Voters are angry. They are angry at an economy that does not work for average people and a pay-to-play culture in Washington that ignores the voices of working families to lard more favors and breaks to wealthy campaign donors. And they demand systematic change.
In a nationally representative survey of 900 likely 2016 voters conducted by Democracy Corps, an impressive 72 percent support a new law that would provide qualified candidate with limited public matching funds for small contributions they raise from constituents. Nearly four in ten (39 percent) strongly support this proposal. When this and other reform measures to reduce the influence of money in politics are played out in real campaign simulations, Democrats who embrace this reform, including Hillary Clinton and down-ballot congressional candidates, find a significant electoral advantage even in the face of attack.
Voters Upset about Current Campaign System
Voters are frustrated with the way election campaigns are funded today. They are most disturbed by the fact that the big campaign donors today do not represent the electorate – they are mostly rich, white, older and male in a country that is increasingly younger, more diverse and where women are a majority – and have made their fortunes in finance and oil and coal (39 percent find this most upsetting).
They are also concerned that super PACs for many presidential candidates have raised more money than candidates have raised for their own campaigns (33 percent most upsetting), and that just 158 families have contributed nearly half of all of the money given to campaign thus far (33 percent most upsetting). The cluster of concerns about the role money is playing in the presidential election all score above 30 percent, underscoring an “all-of-the-above” viewpoint. In short, voters are concerned about all aspects of the problem of money in politics.
Broad Support for Change
An impressive 72 percent of voters support big changes in our campaign finance system to include public financing of campaigns and a system of matching funds for small donations. Critically, this is not simply a reflection of progressive support, but reveals the will of a broad coalition of voters including Independents, Trump voters and Tea party supporters.

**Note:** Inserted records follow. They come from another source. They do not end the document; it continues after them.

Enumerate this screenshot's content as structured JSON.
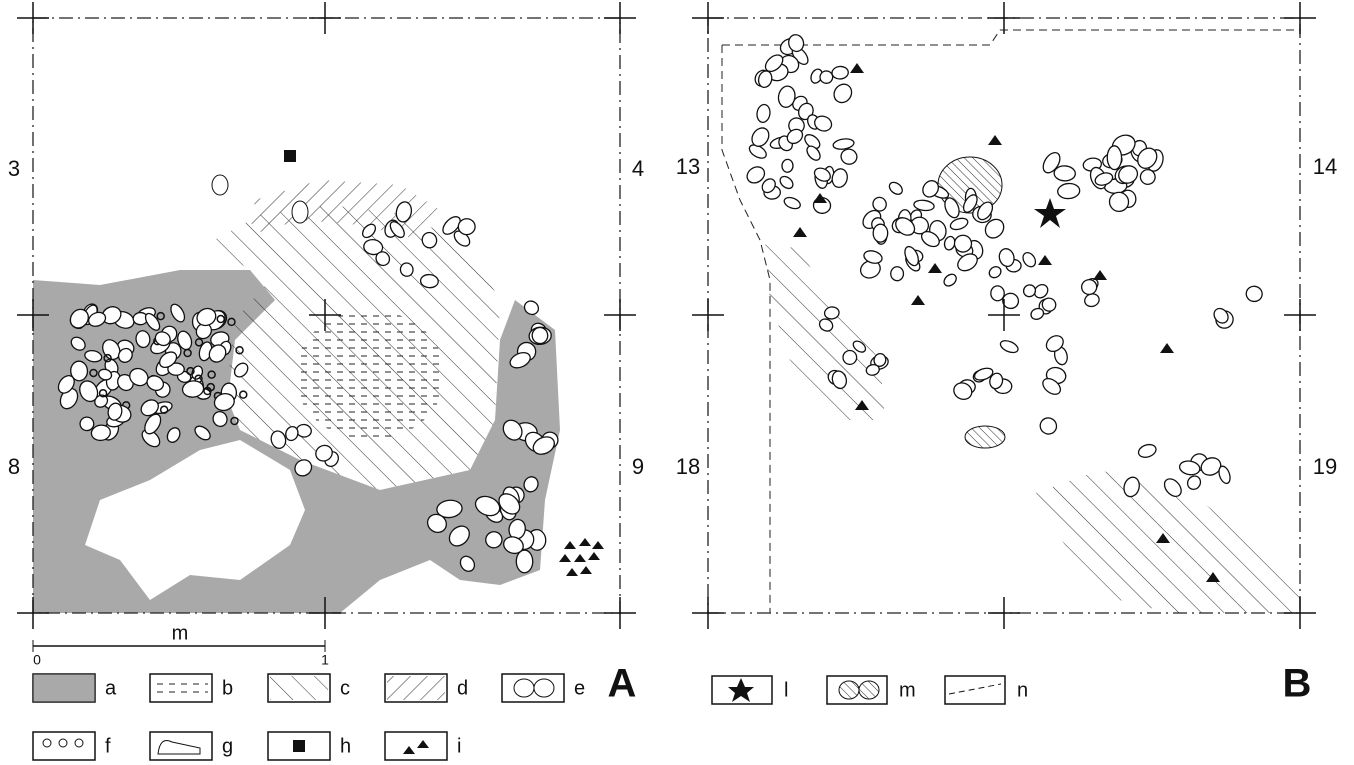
{
  "panels": [
    {
      "label": "A",
      "grid_labels": [
        "3",
        "4",
        "8",
        "9"
      ],
      "scale": {
        "unit": "m",
        "ticks": [
          "0",
          "1"
        ]
      },
      "legend": [
        "a",
        "b",
        "c",
        "d",
        "e",
        "f",
        "g",
        "h",
        "i"
      ]
    },
    {
      "label": "B",
      "grid_labels": [
        "13",
        "14",
        "18",
        "19"
      ],
      "legend": [
        "l",
        "m",
        "n"
      ]
    }
  ]
}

Support reaches 74 percent among Democrats (42 percent strongly favor), but some of the highest and most intense support is among Independent voters (76 percent favor, 47 percent strongly favor). Support also remains high among insurgent groups on the political Right including Trump voters (69 percent favor) and Tea Party supporters (66 percent favor).
Serious Electoral Impact
Money-in-politics reform carries significant electoral bite as well. In the face of a serious and largely unanswered attack, Democratic candidates who embrace this change improve their electoral position.
Nearly two-thirds of voters (63 percent) react positively to a message from a Democratic candidate embracing these reforms, including 61 percent of Independent voters and 81 percent of voters under age 30. While history complicates the issue to some extent for Secretary Clinton, half of voters also react favorably to her full-throated support for change.

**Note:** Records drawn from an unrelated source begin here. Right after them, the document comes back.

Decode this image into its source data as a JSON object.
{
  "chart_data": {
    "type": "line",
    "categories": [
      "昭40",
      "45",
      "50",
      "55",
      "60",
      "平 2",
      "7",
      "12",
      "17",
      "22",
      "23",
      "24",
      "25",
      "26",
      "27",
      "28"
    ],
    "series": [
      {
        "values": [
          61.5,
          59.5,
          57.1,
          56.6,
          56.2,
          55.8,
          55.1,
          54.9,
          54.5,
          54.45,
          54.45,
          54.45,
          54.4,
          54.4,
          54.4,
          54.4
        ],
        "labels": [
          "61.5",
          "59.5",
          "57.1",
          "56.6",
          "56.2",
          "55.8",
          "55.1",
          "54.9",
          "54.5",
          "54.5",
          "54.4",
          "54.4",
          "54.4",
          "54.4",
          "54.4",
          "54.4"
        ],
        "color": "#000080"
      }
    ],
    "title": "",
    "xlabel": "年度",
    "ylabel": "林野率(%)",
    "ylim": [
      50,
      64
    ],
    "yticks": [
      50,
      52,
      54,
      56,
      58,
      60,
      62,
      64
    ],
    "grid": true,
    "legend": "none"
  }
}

Voters also heard a series of attacks launched against both Secretary Clinton and Democratic candidates regarding the both candidate’s own fundraising, and the campaign reforms proposed.
One impressive finding is the resilience of down-ballot Democratic candidates when attacked as not credible in light of their own fundraising. Just 17 percent say they have very serious doubts about the Democratic candidate who “accept[ed] millions of dollars in campaign contributions from Wall Street and corporations,” the least concerning of the doubts raised against them. Incumbent Democrats should not be wary of running on reform because of their own fundraising.
Perhaps most important is how a strong Clinton offense on this issue mitigates against the inevitable Republican attacks on her campaign. Voters who hear Clinton’s embrace of reform first are far less likely to find credible attacks on her past fundraising. It is imperative that Secretary Clinton pre-empt these attacks by elevating her plans to reform elections and reduce the influence of money in politics.
Voters want change this cycle. They reasonably believe the system is rigged against them and that representative government of, by, and for all Americans no longer defines our democracy. As a result, they embrace systematic reforms to restore our system of government, including small donor-driven reforms, and support candidates who feel likewise.
 The survey among 900 likely 2016 voters was conducted from December 5-9, 2015, using a list of 2012 voters, 2014 voters, and new registrants. Unless otherwise noted, the margin of error for the full sample is +/-3.26 percent at 95 percent confidence.
 “Here are 120 million Monopoly pieces, roughly one for every household in the United States,” New York Times, October 10, 2015; “Which Presidential Candidates Are Winning the Money Race,” New York Times, October 16, 2015.
 Respondents were asked to choose their top two concerns for this question.
 It should be noted that we tested Clinton and not her major primary opponent Senator Bernie Sanders because Sanders has more aggressively embraced money-in-politics messaging.